Lucy barely twisted aside, the razor-edge of her claws whispering past his throat. At the same instant, Tara struck, slashing at Fenara's exposed neck with desperate force.
But Fenara moved like a nightmare.
She caught Tara's wrist mid-swing, her fingers tightening with cruel precision. Tara struggled, her blood-slicked fur making her grip slippery, but Fenara's hold was unbreakable.
Lucy didn't hesitate.
He raised his blade and slashed for Fenara's wrist, aiming to sever the hand pinning Tara.
The wind howled around his strike, a piercing scream of steel cutting through the thick, fetid air.
But at the last moment, Fenara shifted, pulling Tara's trapped arm into the path of Lucy's blow.
Lucy wrenched his sword off course, the momentum almost throwing him off balance.
In the same fluid motion, Fenara heaved Tara forward, slamming her into Lucy's chest like a battering ram.
The impact knocked the breath from his lungs. They hit the ground hard, sliding back across the blood-slicked obsidian.
Lucy tasted copper as he scrambled up, dragging Tara upright with him.

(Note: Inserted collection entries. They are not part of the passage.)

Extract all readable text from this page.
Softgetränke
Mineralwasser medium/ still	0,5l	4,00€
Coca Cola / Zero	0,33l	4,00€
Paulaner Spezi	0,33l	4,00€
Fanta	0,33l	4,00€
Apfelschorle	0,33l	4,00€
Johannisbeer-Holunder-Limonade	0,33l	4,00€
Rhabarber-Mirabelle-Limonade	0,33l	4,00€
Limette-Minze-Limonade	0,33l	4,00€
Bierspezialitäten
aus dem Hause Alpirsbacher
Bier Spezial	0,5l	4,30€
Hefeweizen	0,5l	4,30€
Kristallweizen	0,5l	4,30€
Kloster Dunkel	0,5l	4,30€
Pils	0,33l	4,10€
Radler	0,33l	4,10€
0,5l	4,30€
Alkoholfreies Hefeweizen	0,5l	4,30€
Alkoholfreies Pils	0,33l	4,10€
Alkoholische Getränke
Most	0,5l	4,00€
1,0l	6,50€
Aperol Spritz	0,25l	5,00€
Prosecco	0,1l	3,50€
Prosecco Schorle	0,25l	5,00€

The battlefield around them swam with fractured reflections of fire and death.
But Fenara was already upon them—both claws gleaming, poised to rip them apart.
Acting on pure instinct, Lucy thrust his arm upward.
A searing cylinder of fire erupted between them, the blast of heat so intense it sucked the moisture from the air, boiling sweat off his skin.
The battlefield became an oven.
Fenara, undeterred, dropped low and slid across the slick stone under the roaring inferno, her silver hair trailing like a ghost's banner.
But Lucy wasn't finished.
"I missed... two feet too high."
With a snarl, he conjured a second fire cylinder—this one detonating directly at Fenara's feet.
The ground cracked and hissed as flame geysered upward.
But Fenara moved with terrifying grace.
She sprang skyward, twisting through the air like a silver comet.
Tara, blood spraying from fresh wounds, launched after her with a defiant roar.
Midair, they collided with a deafening crack, the shockwave rippling across the battlefield and throwing up dust, ash, and gore. Soldiers nearby staggered, shielding their faces against the blast.
Both fighters crashed down hard, skidding across the broken field twenty feet apart.
Lucy pushed himself upright once more, muscles screaming, blood dripping from his jaw.
Fenara rose too, dusting herself off almost lazily. Her predatory smile widened as she locked eyes with him.
"Did you think," she said, voice rich with mockery, "that I wouldn't know you stole Ayas's ability?"
She shook her head slowly, almost pitying.
"Our god sees everything."
Lucy's grip tightened on his sword, the firelight dancing wild in his bruised, determined eyes.